Health is Wealth: A Pain-Free 2025

Eat, Sleep, Move, Think, Connect.

These five factors form the foundation of health and performance. They’re the elements we can control to live our best lives. Consider these questions: Do we eat enough, too much, of the right things to fuel our brains and bodies? Are we getting enough restful sleep so we’re ready to take on the challenges of the next day? Are we challenging ourselves to maintain our flexibility, strength, power, and conditioning? Are we auditing our thoughts and words to keep our identity in line with who we want to be? Are we building and maintaining meaningful relationships with friends and family? These are the questions I ask myself every day, in hopes of helping others that are looking to reach the same goals. Whether you’re looking for a gym to exercise at or pursuing peak physical, mental, emotional health, I want to be ready to point you in the right direction. Let’s start with a simple step: showing up consistently. Because when you see results, have fun, and make friends along the way, you’ll want to keep coming back.

Your Health is an Investment

The time you invest in your health now will pay off in the future. Think of the gym as a savings account for your fitness, enabling you to thrive as you age. The comparison between an active elder and a sedentary one is striking. Beyond physical differences, their mental and emotional well-being often diverge just as significantly. Someone that is able to enjoy being independent, mobile in their home, participate in physical activities such as walking or hiking, or just be able to navigate the day-to-day activities that we take for granted when we’re younger. I view the gym, our program, and the functional movements we try to engrain into your daily lives, as the nest-egg that will get you through old age and increase your life and health span. Health is wealth, and every workout is a deposit toward a vibrant future.

Maximizing Your Fitness Journey

We’re here to help you make the most of your fitness investment. You’re already doing the work, but how you do it is what we’d like to help with. Aches and pains can happen but they should go away with a little down time and recovery work. If energy levels are low, we would love to hear it from you. If your hips or shoulders are stiffer than usual, let us work with you in selecting exercises that will move you forward in fitness rather than potentially setting you back. These challenges often signal areas where we can adapt your training to move you forward safely. Remember: “The only bad workout is the one that didn’t happen”—but with an asterisk: “...or the one where we ignored our body’s signals.”

With the New Year, we have an opportunity to start with a fresh approach. We can work on being consistent in our gym visits, the way we do each rep, and adjust our workout intensity to accommodate a long, slow, progression to a distant horizon. Dialling back intensity allows our bodies to need less time to recover, allows us to focus on ideal ranges of motion, which will lead us to less aches and pains and more fitness in the long run.
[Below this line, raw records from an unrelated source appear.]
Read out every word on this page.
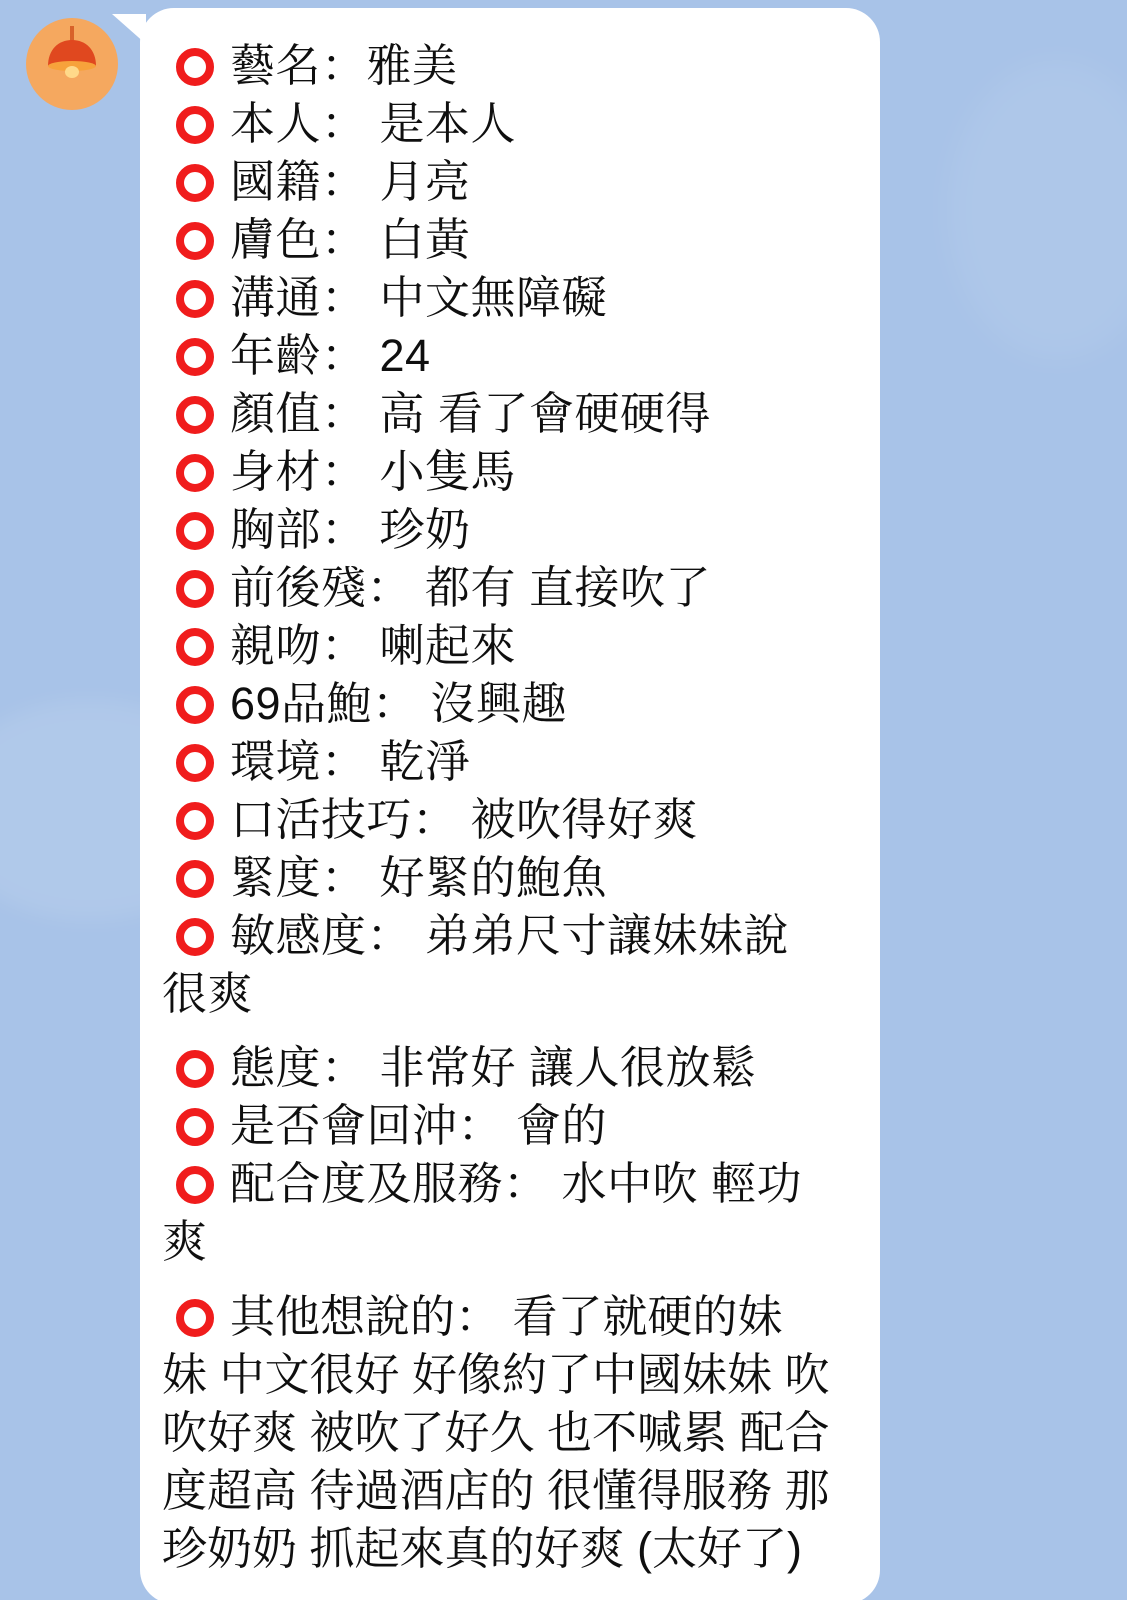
藝名：雅美
本人： 是本人
國籍： 月亮
膚色： 白黃
溝通： 中文無障礙
年齡： 24
顏值： 高 看了會硬硬得
身材： 小隻馬
胸部： 珍奶
前後殘： 都有 直接吹了
親吻： 喇起來
69品鮑： 沒興趣
環境： 乾淨
口活技巧： 被吹得好爽
緊度： 好緊的鮑魚
敏感度： 弟弟尺寸讓妹妹說
很爽
態度： 非常好 讓人很放鬆
是否會回沖： 會的
配合度及服務： 水中吹 輕功
爽
其他想說的： 看了就硬的妹
妹 中文很好 好像約了中國妹妹 吹吹好爽 被吹了好久 也不喊累 配合度超高 待過酒店的 很懂得服務 那珍奶奶 抓起來真的好爽 (太好了)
Think of your workouts in terms of three buckets:

  1. Less-than-ideal movement

  2. Current movement capabilities

  3. Ideal movement patterns

The goal is to fill that third bucket as often as possible. Out of every 10 workouts, aim for 1 focused on practice, 8 on training (working 10-15% below maximum intensity), and 1 on testing your limits. This balanced approach minimizes downtime, reduces the risk of injury, and enhances overall performance.

Distinguishing Pain from Soreness

With all of that said, there will be times when aches and pains persist. Not all discomfort is created equal. What course of action to take, if any, is determined by a few factors. First, distinguishing between the different types of pain. Is it aching? Or is it sore? What we do in the gym may lead to soreness, which should subside in a matter of days, and is what we consider acceptable. We break down muscle and during the recovery process we are left feeling those muscles when we use them. What we do not want to experience is aches, which can be felt during the workout, immediately after, or keeps us up at night. Aches can last days or weeks, and it’s when they don’t go away that we want to address them. Aches are an indication that we are overusing our muscles in some way and they’re not able to recover. This can happen a number of ways but the primary method we’ve seen in the gym is from less than ideal movement mechanics. Taking your time in the movement, taking note of where we feel it in our muscles, and making sure we aren’t pushing through pain just to get the work done. Movements are complex and require a lot of coordination between many muscle groups to perform an action. At no point in time should we be experiencing pain during a movement (discomfort is what we aim for), and adjustments in intensity or movement selection should be made. What it comes down to is, are we performing the movements with the intended muscle groups performing the task? If we are, then we might be sore there for the next day or two. If we’re consistently feeling a dull ache during the day or when we sleep at night, odds are we’re not and some re-patterning/learning needs to happen to prevent injuries.

Communication is Key

As your coaches, our mission is to help you move well. While we can’t diagnose injuries, we can guide you in adjusting volume or intensity to suit your needs. But we rely on your feedback. Let us know how you’re feeling. If something feels wrong, trust your instincts and share it with us. Together, we can ensure you stay healthy, happy, and pain-free in the gym and beyond.

Let’s make 2025 a year of consistent progress, meaningful connections, and lasting health. Health is wealth, and we’re here to help you build it—one workout at a time.